Выбрать главу

Из Риги он поездом доехал до Витебска, а затем на почтовых до места назначения. Эта поездка оставила нам прелестную зарисовку: «Никогда не забуду впечатления красоты, которое охватило меня, когда я, после многочасовой езды по мрачному хвойному лесу, выехал из него и увидал вдруг перед собой в долине реки Великие Луки. Не сам город производил это впечатление, он был серым и ничего не говорящим. Но церкви! Опоясанные сверкающей серебряной лентой Ловати, стояли они в солнце позднего лета со своими многочисленными маленькими позолоченными куполами, которые так чудесно вырисовывались на фоне зеленых крыш и окрашенных в светлые тона стен! Казалось, я никогда прежде не видал такой захватывающей симфонии красок»2.

Датчане восстанавливали сгоревшие строения, а квартировали покуда у прежнего владельца купленного имения, Михаила Петровича Объедова, «интеллигентного, образованного, одаренного, благородно мыслящего и очень красивого молодого человека». Он находился под надзором полиции за участие в студенческих беспорядках 1870 г., а его брат, после «хождения в народ» сосланный в Вятку, к этому времени уже бежал заграницу.

Весьма характерно, что наш герой с самого начала серьезно взялся за русский язык («Я был прилежен. Каждый вечер я читал до 10 часов, а в 4 часа следующего утра уже опять сидел с моими книгами»).

Объедов, с которым они сразу же сблизились, стал учить его русскому языку, т. е. поправлять его произношение, когда тот читал вслух, а Карл, который к этому времени стал Андреем Андреевичем, таким же образом учил его немецкому.

Объедов стал его первым постоянным собеседником в России, от которого он, несомненно, многое узнал о стране. Через некоторое время А. А. познакомился с его сестрами, приехавшими из Петербурга, и «воспылал любовью к одной из них», на которой со временем счастливо женился.

Осень и зиму датчане валили лес, превращали его в строительный материал и вывозили к месту будущей стройки. Понятно, что все это было временно — Карлу «хотелось попробовать свои силы», испытать себя как специалиста. Возникали и исчезали какие-то варианты трудоустройства, но в начале 1880 г. один из них оказался реальным.

Коллега его брата, работавшего в Катковском лицее, словак из Австро-Венгрии Юрий Юрьевич Ходобай, адаптировал и переложил на русский язык знаменитую тогда латинскую грамматику Фердинанда Шульца, «за которую русские гимназисты возненавидели его имя». Впрочем, гонорара за эту работу, выдержавшую до революции более 10-ти изданий, хватило, чтобы купить имение Титово между Калугой и Тулой, а Кофода — по рекомендации брата — он пригласил туда управляющим и, судя по всему, не пожалел.
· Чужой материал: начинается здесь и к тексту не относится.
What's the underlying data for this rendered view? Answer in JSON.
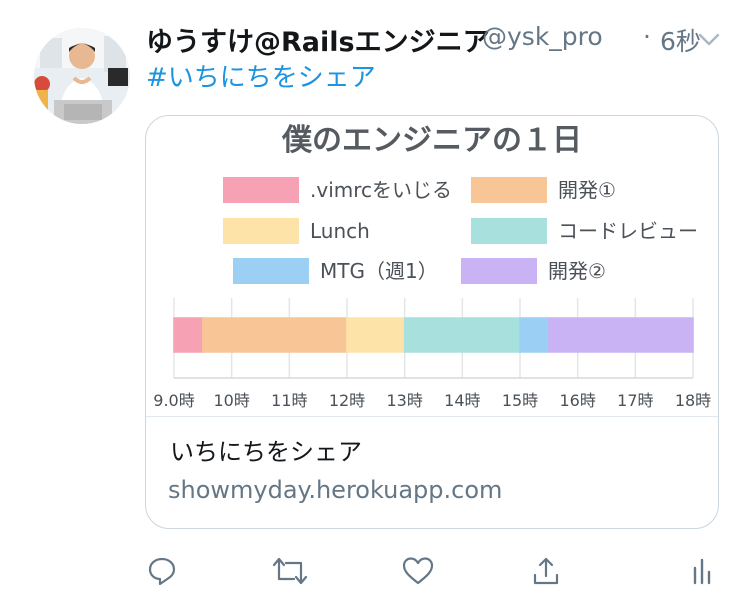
{
  "tweet": {
    "author_name": "ゆうすけ@Railsエンジニア",
    "handle": "@ysk_pro",
    "separator": "·",
    "time": "6秒",
    "hashtag": "#いちにちをシェア"
  },
  "card": {
    "title": "いちにちをシェア",
    "domain": "showmyday.herokuapp.com",
    "chart_data": {
      "type": "bar",
      "title": "僕のエンジニアの１日",
      "legend": [
        {
          "name": ".vimrcをいじる",
          "color": "#f7a1b4"
        },
        {
          "name": "開発①",
          "color": "#f8c597"
        },
        {
          "name": "Lunch",
          "color": "#fde3a8"
        },
        {
          "name": "コードレビュー",
          "color": "#a8e0de"
        },
        {
          "name": "MTG（週1）",
          "color": "#9ccff4"
        },
        {
          "name": "開発②",
          "color": "#c9b3f5"
        }
      ],
      "segments": [
        {
          "name": ".vimrcをいじる",
          "start": 9.0,
          "end": 9.5
        },
        {
          "name": "開発①",
          "start": 9.5,
          "end": 12.0
        },
        {
          "name": "Lunch",
          "start": 12.0,
          "end": 13.0
        },
        {
          "name": "コードレビュー",
          "start": 13.0,
          "end": 15.0
        },
        {
          "name": "MTG（週1）",
          "start": 15.0,
          "end": 15.5
        },
        {
          "name": "開発②",
          "start": 15.5,
          "end": 18.0
        }
      ],
      "x_ticks": [
        "9.0時",
        "10時",
        "11時",
        "12時",
        "13時",
        "14時",
        "15時",
        "16時",
        "17時",
        "18時"
      ],
      "xlim": [
        9,
        18
      ],
      "grid": true
    }
  },
  "actions": [
    {
      "name": "reply",
      "icon": "reply-icon"
    },
    {
      "name": "retweet",
      "icon": "retweet-icon"
    },
    {
      "name": "like",
      "icon": "heart-icon"
    },
    {
      "name": "share",
      "icon": "share-icon"
    },
    {
      "name": "analytics",
      "icon": "analytics-icon"
    }
  ],
  "colors": {
    "link": "#1b95e0",
    "muted": "#657786",
    "icon": "#657786",
    "border": "#ccd6dd"
  }
}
А нашему герою, «сильному как медведь», вскоре по приезде пришлось свести самое близкое знакомство с нравами русских земледельцев: «У меня были довольно сносные отношения с крестьянами, хотя мне приходилось постоянно ссориться с ними, запрещая им рубить в лесах и стравливать помещичьи поля. Одна из таких ссор, вскоре после моего вступления в должность, кончилась для меня ударом дубины по затылку, в результате чего я вынужден был уехать в Данию на 2 месяца, чтобы оправиться от этого».

Не каждый иностранец вернулся бы назад после такого дебюта. Кофод, однако, в июле 1880 г. снова был в Титово, и вскоре произошло событие из разряда тех, которые постфактум принято именовать судьбоносными.

Шла жатва, убирали овес, он верхом «разъезжал между скирдами и дирижировал крестьянами, которые возили снопы с поля домой». В этот момент ему принесли телеграмму от его старого учителя, профессора Сегельке, сообщившего, что он в Москве и хочет повидаться. Ходобай любезно отпустил его на несколько дней.

Сегельке всегда было интересно, как идут дела у его учеников; к тому же он прозорливо решил, что Кофоду будет полезно познакомиться с некоторыми незаурядными людьми.

Так и произошло. Позже автор часто с благодарностью вспоминал своего учителя за внимание и заботу. Через него он познакомился и подружился с пионерами русского молочного скотоводства и, в том числе и со знаменитым Николаем Васильевичем Верещагиным, основателем молочного дела в России, и людьми его круга, «ведущими личностями в русском скотоводстве и молочном деле». Больше других Кофод сблизился с Верещагиным, «братом всемирно известного художника. Он тоже имел душу творца, был одарен богатой фантазией и энергией, которая лишь возрастала при встрече с трудностями. Для развития русского молочного хозяйства он тратил деньги, не считая… С их помощью мало-помалу русское молочное хозяйство создавалось, и создателем его был Верещагин. Мы хорошо подходили друг к другу, так как я тоже был большой фантазер»3.